Your reaction is extreme. Working professionals from rich countries that come to the US on short term Visas are not subjected to intense scrutiny. No one is prosecuted for the name on their Facebook account.
You need to be a bit more careful with sweeping generalizations like "no one." Here are two cases just off the top of my head that almost perfectly contradict what you wrote.

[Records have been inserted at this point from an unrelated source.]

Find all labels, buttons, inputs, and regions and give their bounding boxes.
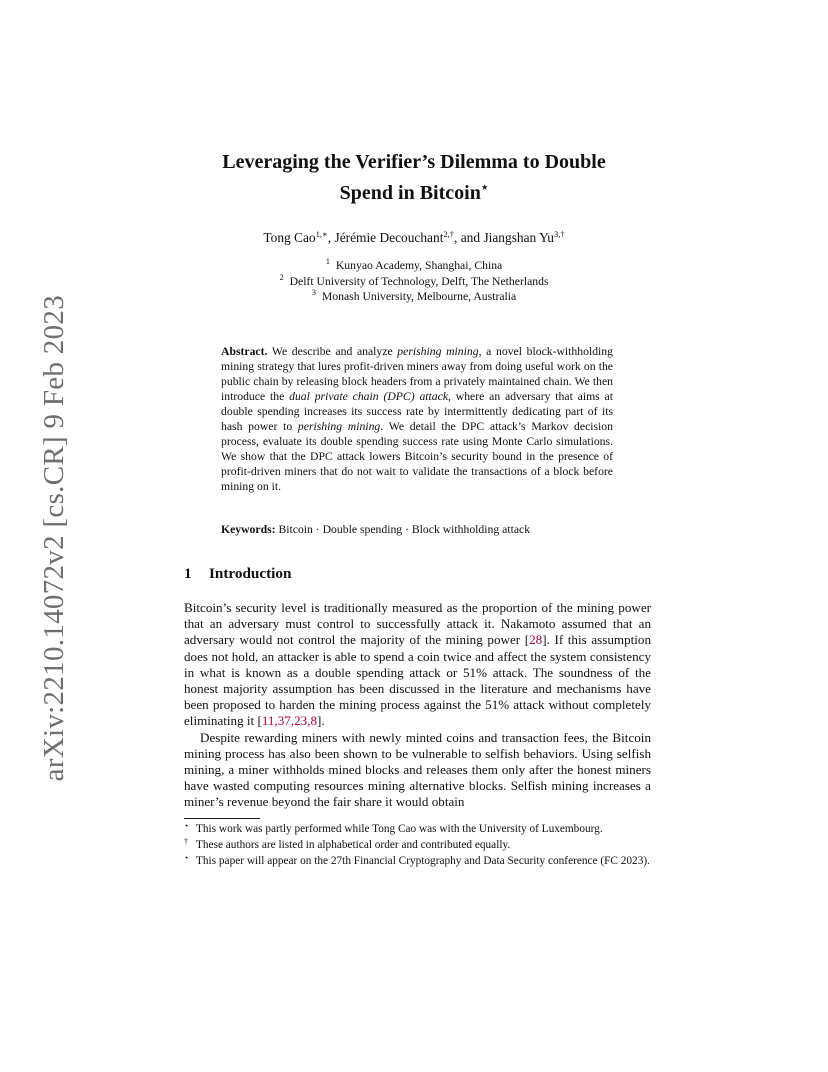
abstract-text: We describe and analyze [267,345,398,358]
affiliation-number: 1 [325,256,330,266]
author-affil-mark: 1,∗ [315,229,328,239]
affiliation-text: Monash University, Melbourne, Australia [321,290,517,303]
paragraph [184,600,651,730]
keywords [221,522,613,537]
footnote-text: These authors are listed in alphabetical order and contributed equally. [196,839,511,851]
author-name: Jiangshan Yu [483,230,554,245]
author-affil-mark: 3,† [553,229,565,239]
section-number: 1 [184,565,192,582]
title-footnote-mark: ⋆ [480,180,489,194]
body-text [184,600,651,811]
author-separator: , and [454,230,484,245]
abstract-text: . We detail the DPC attack’s Markov decision process, evaluate its double spending success rate using Monte Carlo simulations. We show that the DPC attack lowers Bitcoin’s security bound in the presence of profit-driven miners that do not wait to validate the transactions of a block before mining on it. [221,420,613,493]
abstract-text: , where an adversary that aims at double spending increases its success rate by intermittently dedicating part of its hash power to [221,390,613,433]
paragraph-text: ]. [317,713,325,729]
footnote [184,854,651,868]
footnote [184,838,651,852]
section-title: Introduction [209,565,292,582]
footnotes [184,822,651,870]
abstract-text: , a novel block-withholding mining strategy that lures profit-driven miners away from doing useful work on the public chain by releasing block headers from a privately maintained chain. We then introduce the [221,345,613,403]
author-name: Jérémie Decouchant [334,230,444,245]
abstract [221,344,613,494]
keywords-text: Bitcoin · Double spending · Block withholding attack [275,523,531,536]
author-name: Tong Cao [263,230,316,245]
title-line-2 [184,175,644,206]
title-line-1: Leveraging the Verifier’s Dilemma to Double [222,151,606,173]
footnote-mark: ⋆ [184,853,190,862]
arxiv-identifier: arXiv:2210.14072v2 [cs.CR] 9 Feb 2023 [38,295,70,782]
footnote-text: This work was partly performed while Tong Cao was with the University of Luxembourg. [196,823,603,835]
section-heading [184,565,291,583]
citation-link[interactable]: 11,37,23,8 [261,713,317,729]
author-separator: , [327,230,335,245]
affiliation-text: Delft University of Technology, Delft, The Netherlands [289,274,549,288]
footnote [184,822,651,836]
abstract-emphasis: dual private chain (DPC) attack [289,390,449,403]
paragraph-text: ]. If this assumption does not hold, an attacker is able to spend a coin twice and affect the system consistency in what is known as a double spending attack or 51% attack. The soundness of the honest majority assumption has been discussed in the literature and mechanisms have been proposed to harden the mining process against the 51% attack without completely eliminating it [ [184,632,651,729]
affiliation-text: Kunyao Academy, Shanghai, China [335,259,503,272]
footnote-mark: † [184,837,188,846]
author-list [184,230,644,246]
citation-link[interactable]: 28 [529,632,543,648]
abstract-emphasis: perishing mining [397,345,479,358]
abstract-emphasis: perishing mining [297,420,381,433]
affiliation-number: 2 [279,271,284,282]
affiliation [184,271,644,290]
keywords-label: Keywords: [221,523,276,536]
footnote-rule [184,818,260,819]
affiliations [184,258,644,305]
affiliation [184,289,644,305]
author-affil-mark: 2,† [443,229,455,239]
affiliation [184,258,644,274]
paragraph-text: Bitcoin’s security level is traditionally measured as the proportion of the mining power that an adversary must control to successfully attack it. Nakamoto assumed that an adversary would not control the majority of the mining power [ [184,600,651,648]
paper-title [184,150,644,206]
footnote-text: This paper will appear on the 27th Financial Cryptography and Data Security conference (FC 2023). [196,855,650,867]
footnote-mark: ⋆ [184,821,190,830]
affiliation-number: 3 [311,287,317,297]
abstract-label: Abstract. [221,345,268,358]
title-line-2-text: Spend in Bitcoin [339,182,481,204]
paragraph: Despite rewarding miners with newly minted coins and transaction fees, the Bitcoin mining process has also been shown to be vulnerable to selfish behaviors. Using selfish mining, a miner withholds mined blocks and releases them only after the honest miners have wasted computing resources mining alternative blocks. Selfish mining increases a miner’s revenue beyond the fair share it would obtain [184,729,651,810]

While those incidents are obviously outrageous, refusal at the border isn't the same as prosecution and certainly nobody was sentenced to life imprisonment.
I grant part of that. But now _you_ have to tell me: How do you claim to know that no one was arrested and suffered life imprisonment? The point you seem to be missing is that you have no way of knowing!
This is the "wonderful" thing about the Patriot Act: Even as an American citizen, you could be disappeared and shipped to a foreign country for torturing... and there's a good chance no one would find out, for years, maybe forever. I don't think you have an idea of how significant this is. America does not operate under the rule of law.
>The border guard then escorted him to his car and made sure he did a U-turn and went back to Canada.
>To their surprise, however, when they arrived at L.A. International, they were not only detained and questioned at length by U.S. authorities, but were swiftly -- after a night in the cells, naturally -- plonked back on a plane back to England, and barred from entering the United States again.
I'm not sure what you mean. They were each returned to their respective countries.